Todo el mundo tiene un secreto. Tener secretos es inherente a la condición humana en tanto en cuanto se entiende a la persona como un ser social. Nos mantienen protegidos. Respaldan una imagen. Mejoran relaciones entre sus conocedores y quizá entre los desconocedores, si es que el secreto versa sobre ellos. Son necesarios. Se podría decir incluso que son sanos.
¿Pero qué pasa cuando el que tiene secretos es el estado? ¿Qué pasa cuando ese “padre” autoritario, ejemplar y protector tiene que actuar a espaldas de sus “hijos”? La política de lo políticamente incorrecto. Para muchos políticos, como Felipe González o Thomas Flanagan esos secretos no sólo (llamadme rebelde, pero yo seguiré acentuando “sólo”) son necesarios, sino que sus guardianes son casi héroes.
Algo falla.
Si nos proclamamos el adalid de la justicia no podemos actuar a sus espaldas. Si somos los mayores defensores de la democracia y la libertad no podemos atentar contra ella. Nos vanagloriamos de ser la sociedad de la comunicación siempre y cuando ésta se ciña a subir fotos nuestras hechas en el baño con el móvil. Porque en el momento en el que alguien ejerciendo su derecho a la libertad de expresión dice algo verdaderamente interesante – para ser exactos se ciñe a publicar lo que revelan fuentes confidenciales, como ha sido toda la vida en la historia de la información -, el sistema represivo, el gran hermano teóricamente inexistente; entra en funcionamiento. Ya no hay dominios para él. PayPal deja de ser la forma más rápida y segura de pagar. Y desde luego, las redes sociales pierden la esencia de su nombre.
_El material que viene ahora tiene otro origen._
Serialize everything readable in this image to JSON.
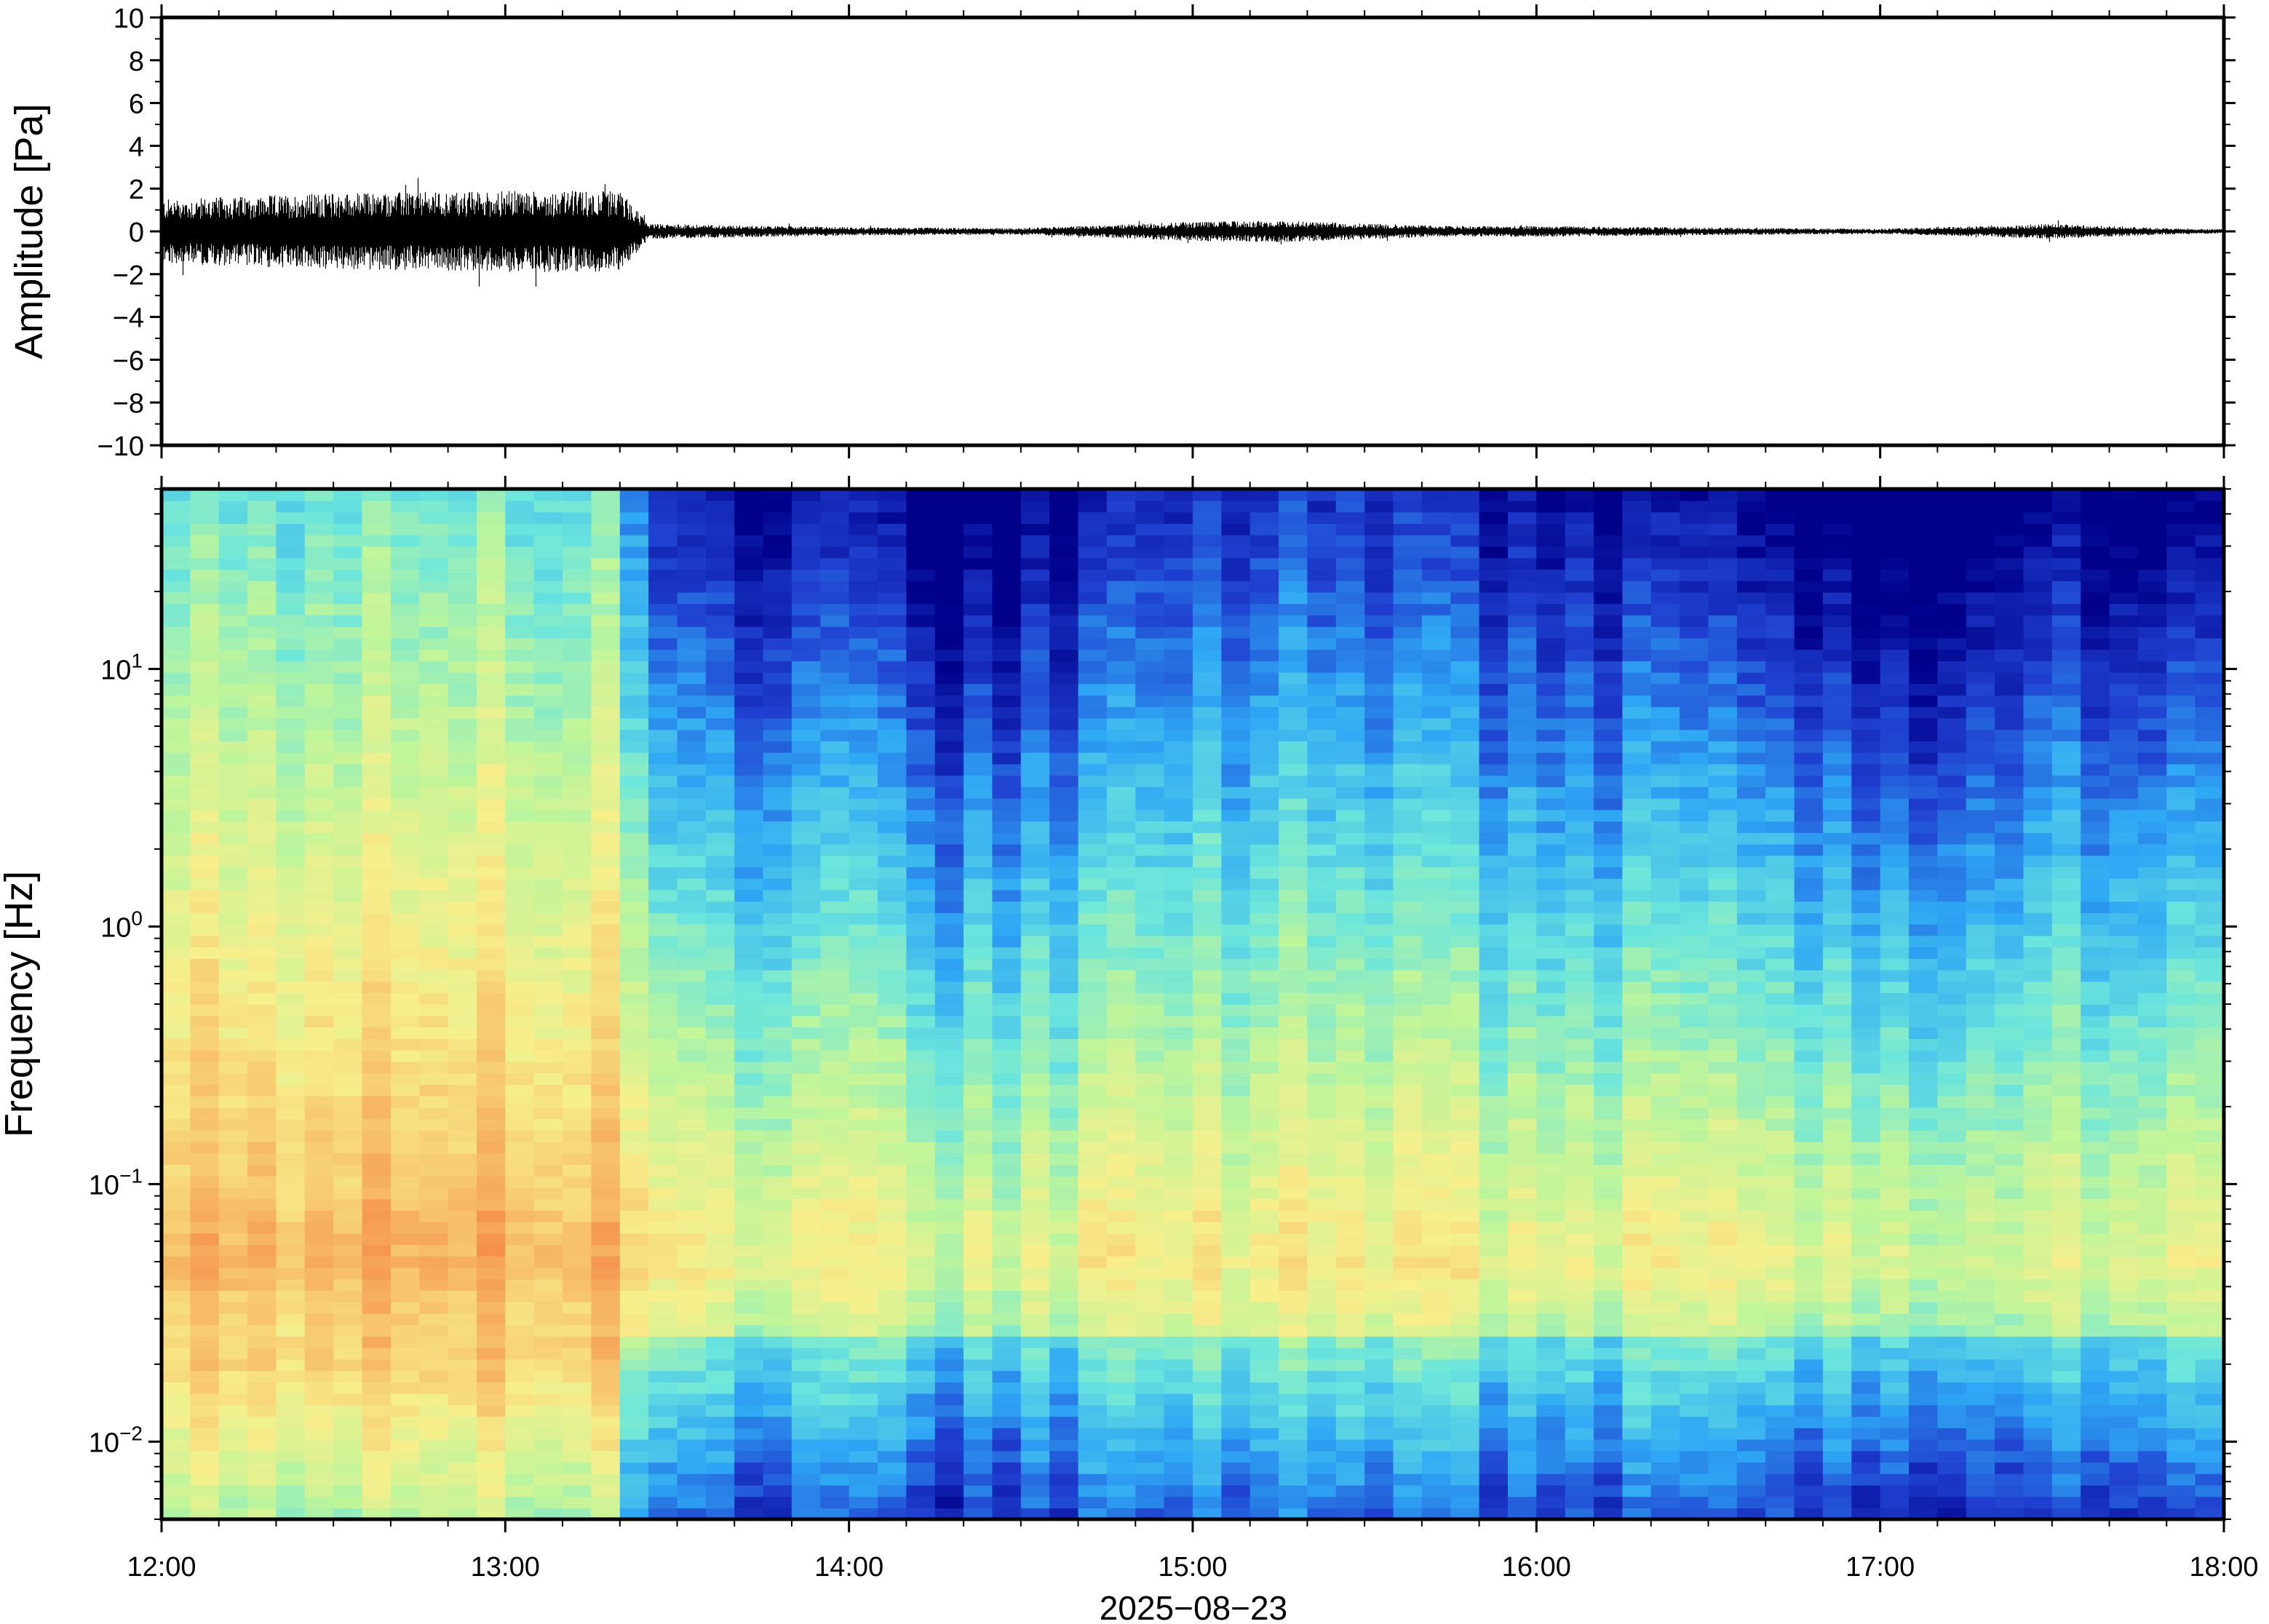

Los políticos cacarearán: “Lo hacemos por salvaguardad la libertad, es una cuestión de seguridad”. Decía Benjamin Franklin que “El pueblo que está dispuesto a cambiar su libertad por seguridad no merece ninguna de las dos”. Sin embargo, habría que investigar sus archivos reservados para saber hasta qué punto era fiel a sus palabras.
De la revolución francesa prevalece la maxima de Votaire ¨ Mi señor, detesto lo que usted dice, sin embargo, moriría por su derecho a decirlo. Cuánto ha cambiado en el la clase política desde los tiempos de Franklin y Voltaire. A día de hoy, ni siquiera se molestan en ocultar que Julian Assange es una chinita en el zapato de la que hay que deshacerse, un objetivo claro a la altura de Al Qaeda.
Por eso, te guste o no lo que publique Wikileaks o cualquier otro soporte informativo, si crees en los auténticos principios de la democracia y la libertad, no vuelvas la cara a este ataque.